Una cultura reazionaria. E’ cioè passata l’idea che la vita è qualcosa di astratto, divino, che discende nel corpo di donna per farne quello che vuole. Il maschio incazzato dopo le conquiste fatte dal movimento femminista sta tentando di riprendersi una rivincita e manda in avanscoperta il suo avatar, l’embrione persona, l’embrione che parla ride canta. E ora fa anche le pubblicità.
Tante donne, pur giustamente stufe di vedersi schiacciate sempre nel solito dibattito, dicono che oggi non si può pensare a un miglioramento della legge 194. Metterci le mani significherebbe giocoforza renderla ancora peggiore e oggi va invece difesa così come è.
Ma c’è un altro terreno su cui si può riprendere il dibattito, contrastando l’idea della vita come dogma, principio astratto, come qualcosa che prescinde la relazione. E’ questo il punto più debole.
In tante che difendono la legge in fondo pensano che l’interruzione di gravidanza è un omicidio. Dovuto. Voluto. Ma pur sempre un omicidio. Un male necessario. Non è così. Ma bisogna avere il coraggio di dirlo, di comunicarlo, di uscire dalla gabbia che ci è stata costruita intorno.
In questa vigilia, il bilancio da fare ci riporta direttamente agli anni Settanta. Quando le donne non chiedevano diritti concessi da parte degli uomini, ma libertà. Su questo non c’è cambiamento. Anche quelli che appoggiano la legge, hanno capito poco e male.

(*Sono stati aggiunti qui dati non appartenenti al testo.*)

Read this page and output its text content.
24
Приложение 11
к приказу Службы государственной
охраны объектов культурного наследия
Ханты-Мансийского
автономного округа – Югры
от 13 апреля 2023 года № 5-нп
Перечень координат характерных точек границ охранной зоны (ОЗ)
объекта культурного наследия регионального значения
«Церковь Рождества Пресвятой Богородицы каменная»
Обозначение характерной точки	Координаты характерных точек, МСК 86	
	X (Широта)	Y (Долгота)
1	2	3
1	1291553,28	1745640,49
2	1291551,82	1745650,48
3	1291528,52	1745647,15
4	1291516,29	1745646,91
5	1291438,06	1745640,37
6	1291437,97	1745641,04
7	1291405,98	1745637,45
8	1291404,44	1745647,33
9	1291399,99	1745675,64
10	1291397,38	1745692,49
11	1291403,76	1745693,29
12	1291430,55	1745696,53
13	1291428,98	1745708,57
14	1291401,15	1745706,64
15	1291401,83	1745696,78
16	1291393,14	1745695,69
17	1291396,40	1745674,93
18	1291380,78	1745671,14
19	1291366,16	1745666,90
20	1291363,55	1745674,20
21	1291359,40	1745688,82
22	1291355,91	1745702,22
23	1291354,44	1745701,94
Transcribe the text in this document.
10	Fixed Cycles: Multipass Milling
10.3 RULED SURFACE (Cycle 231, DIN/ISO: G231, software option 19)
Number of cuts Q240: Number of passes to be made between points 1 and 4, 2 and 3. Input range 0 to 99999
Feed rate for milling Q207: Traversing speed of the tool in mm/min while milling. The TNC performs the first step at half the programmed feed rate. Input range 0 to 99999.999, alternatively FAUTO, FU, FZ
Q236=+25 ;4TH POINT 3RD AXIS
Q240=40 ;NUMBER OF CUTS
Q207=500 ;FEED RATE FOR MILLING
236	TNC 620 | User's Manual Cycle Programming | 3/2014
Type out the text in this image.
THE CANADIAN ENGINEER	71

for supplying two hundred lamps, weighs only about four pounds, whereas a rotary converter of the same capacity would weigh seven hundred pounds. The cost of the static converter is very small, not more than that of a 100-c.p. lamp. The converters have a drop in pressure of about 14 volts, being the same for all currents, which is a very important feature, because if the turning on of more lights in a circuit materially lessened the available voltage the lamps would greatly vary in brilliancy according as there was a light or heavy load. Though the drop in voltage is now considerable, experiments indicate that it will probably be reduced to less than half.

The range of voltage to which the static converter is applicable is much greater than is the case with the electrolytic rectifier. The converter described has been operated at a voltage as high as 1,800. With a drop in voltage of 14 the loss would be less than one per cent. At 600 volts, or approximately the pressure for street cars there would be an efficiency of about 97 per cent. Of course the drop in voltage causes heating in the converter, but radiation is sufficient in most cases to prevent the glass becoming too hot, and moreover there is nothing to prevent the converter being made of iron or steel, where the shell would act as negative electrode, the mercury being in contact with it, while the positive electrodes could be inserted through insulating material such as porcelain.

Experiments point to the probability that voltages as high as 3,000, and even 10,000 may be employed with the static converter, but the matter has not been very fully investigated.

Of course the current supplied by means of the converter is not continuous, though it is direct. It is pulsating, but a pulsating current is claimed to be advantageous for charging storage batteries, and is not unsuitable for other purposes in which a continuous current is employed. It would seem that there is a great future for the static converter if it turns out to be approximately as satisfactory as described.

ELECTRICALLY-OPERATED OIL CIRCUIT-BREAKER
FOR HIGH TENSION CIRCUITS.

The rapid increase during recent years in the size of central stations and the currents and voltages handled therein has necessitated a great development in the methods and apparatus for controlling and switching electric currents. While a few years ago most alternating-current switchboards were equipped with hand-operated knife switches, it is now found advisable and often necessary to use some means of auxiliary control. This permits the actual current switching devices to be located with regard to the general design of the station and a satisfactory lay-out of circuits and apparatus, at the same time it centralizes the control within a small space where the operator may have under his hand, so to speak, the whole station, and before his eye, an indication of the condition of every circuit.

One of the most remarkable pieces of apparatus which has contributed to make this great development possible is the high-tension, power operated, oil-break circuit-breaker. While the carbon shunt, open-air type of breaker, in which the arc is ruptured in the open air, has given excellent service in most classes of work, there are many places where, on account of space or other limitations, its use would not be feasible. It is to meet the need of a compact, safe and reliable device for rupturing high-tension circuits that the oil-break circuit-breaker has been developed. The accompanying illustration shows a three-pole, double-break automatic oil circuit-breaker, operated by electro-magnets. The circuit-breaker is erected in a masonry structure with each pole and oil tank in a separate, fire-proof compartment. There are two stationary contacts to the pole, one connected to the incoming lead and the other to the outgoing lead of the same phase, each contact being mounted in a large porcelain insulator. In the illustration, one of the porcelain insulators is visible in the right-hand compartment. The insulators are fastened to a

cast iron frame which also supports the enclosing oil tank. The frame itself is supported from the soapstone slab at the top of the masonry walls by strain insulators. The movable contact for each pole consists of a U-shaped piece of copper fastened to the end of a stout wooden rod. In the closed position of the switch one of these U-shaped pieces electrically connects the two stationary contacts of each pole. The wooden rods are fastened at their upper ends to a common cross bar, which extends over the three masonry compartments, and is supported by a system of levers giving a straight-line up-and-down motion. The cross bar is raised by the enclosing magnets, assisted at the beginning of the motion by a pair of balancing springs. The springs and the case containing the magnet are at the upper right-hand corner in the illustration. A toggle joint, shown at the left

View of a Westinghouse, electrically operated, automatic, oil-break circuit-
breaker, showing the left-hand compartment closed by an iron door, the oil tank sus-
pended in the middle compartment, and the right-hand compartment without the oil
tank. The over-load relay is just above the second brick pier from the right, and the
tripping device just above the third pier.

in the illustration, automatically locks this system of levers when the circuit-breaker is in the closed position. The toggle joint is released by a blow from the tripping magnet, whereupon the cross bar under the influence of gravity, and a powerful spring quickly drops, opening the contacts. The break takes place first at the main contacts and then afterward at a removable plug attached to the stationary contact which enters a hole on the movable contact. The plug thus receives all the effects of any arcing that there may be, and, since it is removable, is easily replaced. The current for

La difendono, rispondono alle accuse.
Ma non hanno fatto la cosa più importante mettere in discussione se stessi (sessualità, relazione) e la propria cultura politica. La legge 194 non c’entra niente con tutto questo? Invece c’entra molto. Su questo il ritardo è cronico. Ristabilire oggi che cosa è vita e cosa non lo è, ristabilire il confine tra lo Stato e la libera scelta significa capire quanto nella politica contino non solo le questioni astratte, ma i corpi, le storie, le relazioni.
Tutto ciò che attiene la sfera personale e che è stato espunto dallo spazio pubblico. Oggi la sfera personale ritorna con prepotenza sotto i riflettori: la destra la vuole piegare al volere di dio (cioè al proprio interesse) e la sinistra la riduce a una questione di diritti. Forse, finalmente, oggi è chiaro che non è così.